Steve posed an worthy question that I think deserves to be followed up on in a big way. "Would other Gulf-operating organizations be affected long term or will the moratorium be lifted quickly enough that these other companies could take advantage of BP's now tarnished image?" This is a discussion that is very much worth having going forward and I would like to explore some of the possibilities.
The companies listed here are Cameron International (CAM), Oceaneering International Inc (OII), Transocean (RIG), Diamond Offshore (DO), and Amerada Hess (HES). Of all of them, CAM and RIG are those most closely related to the particular event, though it appears that CAM has been weathering the storm comparatively well when you look at RIG. RIG, as the owner of the rig (how's that for a great stock symbol by the way), has direct liability issues with the spill just as BP does. CAM is also potentially liable as they actually made the equipment that was supposed to close the well-head and stop this from occurring in the first place.
Outside of BP, CAM, and RIG, the others might present some possibilities among the oil service companies. Of course, there are also BP's rivals such as ConocoPhillips (COP) and Chevron (CVX). The biggest risk to those two is easy to understand. If the Gulf is shuttered, less oil for them, and there will be greater capital expenditures on exploration and field development elsewhere in the future. If the Gulf is not completely shuttered, both COP and CVX look somewhat promising at this juncture.
Now, as for the variety of oil service companies mentioned here and also in this TheStreet.com article it is important to know exactly how these companies make their money, what their exposure to the Gulf is, etc. In terms of how they make their money, is it more reliant on new field development or is it more of a function of the output of current fields through contracts with the integrated oil companies? I have to confess, I am not too familiar with these arrangements. To boil down my previous knowledge on these companies to a simple statement: I knew they made money when oil went up and made less of it when oil went down. Circumstances such as this add complications and it is worth looking into it. I don't think that the market has priced many of these companies efficiently, particularly those with greater overseas exposure.
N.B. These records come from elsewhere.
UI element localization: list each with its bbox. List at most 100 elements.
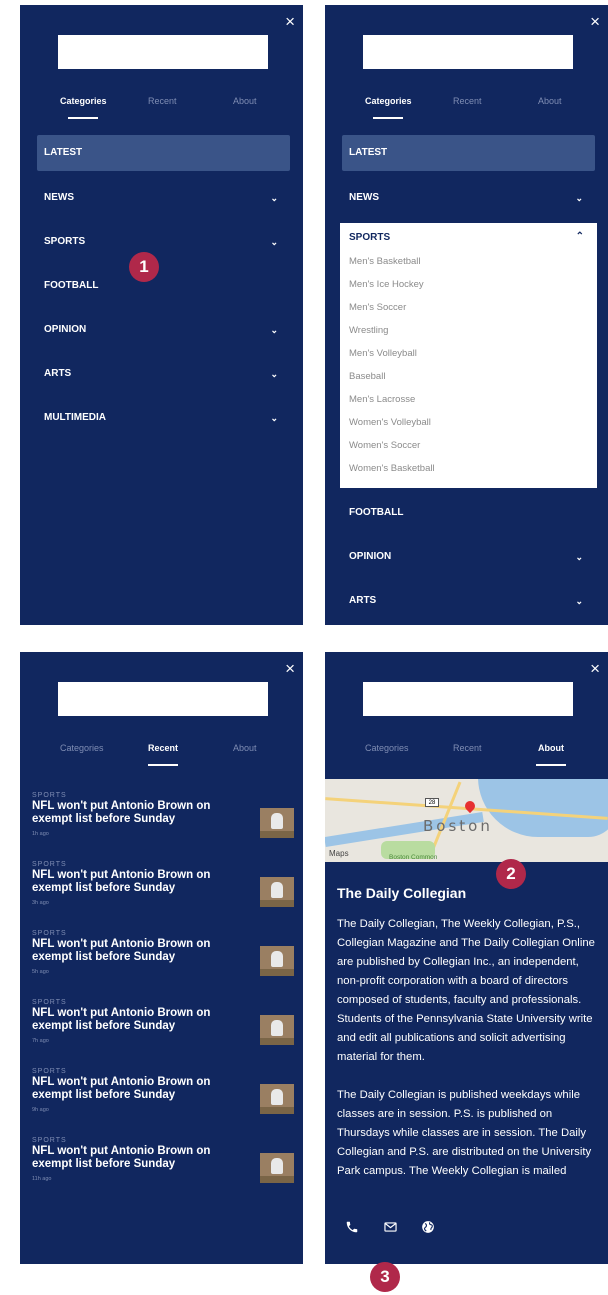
tab-bar: Categories Recent About (20, 96, 303, 126)
article-headline[interactable]: NFL won't put Antonio Brown on exempt li… (32, 1076, 232, 1102)
menu-panel-categories: × Categories Recent About LATEST NEWS ⌄ S… (20, 5, 303, 625)
logo-placeholder (58, 682, 268, 716)
article-headline[interactable]: NFL won't put Antonio Brown on exempt li… (32, 938, 232, 964)
nav-item-opinion[interactable]: OPINION ⌄ (342, 538, 595, 582)
nav-item-latest[interactable]: LATEST (37, 135, 290, 171)
article-thumbnail[interactable] (260, 1153, 294, 1183)
article-headline[interactable]: NFL won't put Antonio Brown on exempt li… (32, 869, 232, 895)
nav-item-arts[interactable]: ARTS ⌄ (37, 355, 290, 399)
close-icon[interactable]: × (285, 660, 295, 677)
tab-about[interactable]: About (233, 743, 257, 753)
list-item[interactable]: SPORTS NFL won't put Antonio Brown on ex… (32, 1137, 297, 1206)
nav-item-arts[interactable]: ARTS ⌄ (342, 582, 595, 625)
subcategory-item[interactable]: Men's Lacrosse (349, 392, 588, 415)
nav-item-sports[interactable]: SPORTS ⌃ (349, 231, 588, 254)
nav-item-sports[interactable]: SPORTS ⌄ (37, 223, 290, 267)
about-paragraph: The Daily Collegian, The Weekly Collegia… (337, 918, 595, 1063)
tab-categories[interactable]: Categories (365, 96, 412, 119)
tab-recent[interactable]: Recent (453, 96, 482, 106)
nav-item-football[interactable]: FOOTBALL (37, 267, 290, 311)
phone-icon[interactable] (345, 1220, 365, 1240)
about-description: The Daily Collegian, The Weekly Collegia… (337, 915, 599, 1205)
route-shield: 28 (425, 798, 439, 807)
subcategory-item[interactable]: Women's Basketball (349, 461, 588, 484)
sports-dropdown: SPORTS ⌃ Men's Basketball Men's Ice Hocke… (340, 223, 597, 488)
article-headline[interactable]: NFL won't put Antonio Brown on exempt li… (32, 1145, 232, 1171)
article-headline[interactable]: NFL won't put Antonio Brown on exempt li… (32, 1007, 232, 1033)
nav-item-label: NEWS (349, 192, 379, 203)
tab-about[interactable]: About (233, 96, 257, 106)
subcategory-item[interactable]: Men's Soccer (349, 300, 588, 323)
article-age: 9h ago (32, 1107, 49, 1113)
logo-placeholder (58, 35, 268, 69)
callout-marker-2: 2 (496, 859, 526, 889)
nav-item-latest[interactable]: LATEST (342, 135, 595, 171)
article-thumbnail[interactable] (260, 808, 294, 838)
nav-item-news[interactable]: NEWS ⌄ (342, 179, 595, 223)
logo-placeholder (363, 35, 573, 69)
article-category: SPORTS (32, 1068, 67, 1075)
chevron-up-icon: ⌃ (575, 231, 584, 242)
subcategory-item[interactable]: Women's Volleyball (349, 415, 588, 438)
list-item[interactable]: SPORTS NFL won't put Antonio Brown on ex… (32, 1068, 297, 1137)
menu-panel-sports-expanded: × Categories Recent About LATEST NEWS ⌄ S… (325, 5, 608, 625)
chevron-down-icon: ⌄ (270, 413, 278, 423)
tab-recent[interactable]: Recent (453, 743, 482, 753)
tab-recent[interactable]: Recent (148, 743, 179, 766)
subcategory-item[interactable]: Men's Basketball (349, 254, 588, 277)
list-item[interactable]: SPORTS NFL won't put Antonio Brown on ex… (32, 861, 297, 930)
tab-bar: Categories Recent About (325, 743, 608, 773)
article-category: SPORTS (32, 792, 67, 799)
map-pin-icon (462, 798, 478, 814)
nav-item-football[interactable]: FOOTBALL (342, 494, 595, 538)
nav-item-label: OPINION (349, 551, 392, 562)
tab-recent[interactable]: Recent (148, 96, 177, 106)
subcategory-item[interactable]: Baseball (349, 369, 588, 392)
nav-item-news[interactable]: NEWS ⌄ (37, 179, 290, 223)
tab-about[interactable]: About (536, 743, 566, 766)
subcategory-item[interactable]: Men's Volleyball (349, 346, 588, 369)
nav-item-label: SPORTS (44, 236, 86, 247)
tab-categories[interactable]: Categories (365, 743, 409, 753)
list-item[interactable]: SPORTS NFL won't put Antonio Brown on ex… (32, 792, 297, 861)
chevron-down-icon: ⌄ (270, 237, 278, 247)
tab-about[interactable]: About (538, 96, 562, 106)
tab-categories[interactable]: Categories (60, 743, 104, 753)
list-item[interactable]: SPORTS NFL won't put Antonio Brown on ex… (32, 999, 297, 1068)
article-thumbnail[interactable] (260, 946, 294, 976)
chevron-down-icon: ⌄ (575, 193, 583, 203)
location-map[interactable]: 28 Boston Maps Boston Common (325, 779, 608, 862)
maps-brand-label: Maps (329, 849, 349, 858)
about-paragraph: The Daily Collegian is published weekday… (337, 1089, 592, 1177)
nav-item-multimedia[interactable]: MULTIMEDIA ⌄ (37, 399, 290, 443)
list-item[interactable]: SPORTS NFL won't put Antonio Brown on ex… (32, 930, 297, 999)
subcategory-item[interactable]: Men's Ice Hockey (349, 277, 588, 300)
article-thumbnail[interactable] (260, 877, 294, 907)
close-icon[interactable]: × (285, 13, 295, 30)
globe-icon[interactable] (421, 1220, 441, 1240)
article-thumbnail[interactable] (260, 1084, 294, 1114)
subcategory-item[interactable]: Wrestling (349, 323, 588, 346)
chevron-down-icon: ⌄ (270, 325, 278, 335)
nav-item-label: NEWS (44, 192, 74, 203)
article-age: 1h ago (32, 831, 49, 837)
mail-icon[interactable] (383, 1220, 403, 1240)
nav-item-label: OPINION (44, 324, 87, 335)
article-thumbnail[interactable] (260, 1015, 294, 1045)
close-icon[interactable]: × (590, 13, 600, 30)
callout-marker-1: 1 (129, 252, 159, 282)
menu-panel-recent: × Categories Recent About SPORTS NFL won… (20, 652, 303, 1264)
tab-bar: Categories Recent About (20, 743, 303, 773)
category-list: LATEST NEWS ⌄ SPORTS ⌄ FOOTBALL OPINION ⌄ A… (37, 135, 290, 443)
article-headline[interactable]: NFL won't put Antonio Brown on exempt li… (32, 800, 232, 826)
article-category: SPORTS (32, 861, 67, 868)
nav-item-label: FOOTBALL (44, 280, 99, 291)
close-icon[interactable]: × (590, 660, 600, 677)
about-title: The Daily Collegian (337, 885, 467, 901)
article-age: 7h ago (32, 1038, 49, 1044)
map-city-label: Boston (423, 817, 493, 835)
subcategory-item[interactable]: Women's Soccer (349, 438, 588, 461)
nav-item-opinion[interactable]: OPINION ⌄ (37, 311, 290, 355)
chevron-down-icon: ⌄ (575, 552, 583, 562)
tab-categories[interactable]: Categories (60, 96, 107, 119)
That being said, it is very important in this group that you know how the company makes its money. If it is more a function of global oil prices than new field development, that is worth noting. I simply am not familiar enough with them at this point to say which ones are good plays and which ones are not. I will take a stab at OII to see how reliant they are on the Gulf, what their contracts look like, and whatever else may be interesting. All of these companies have gotten slammed big time and there will be opportunities to be had. The question is where.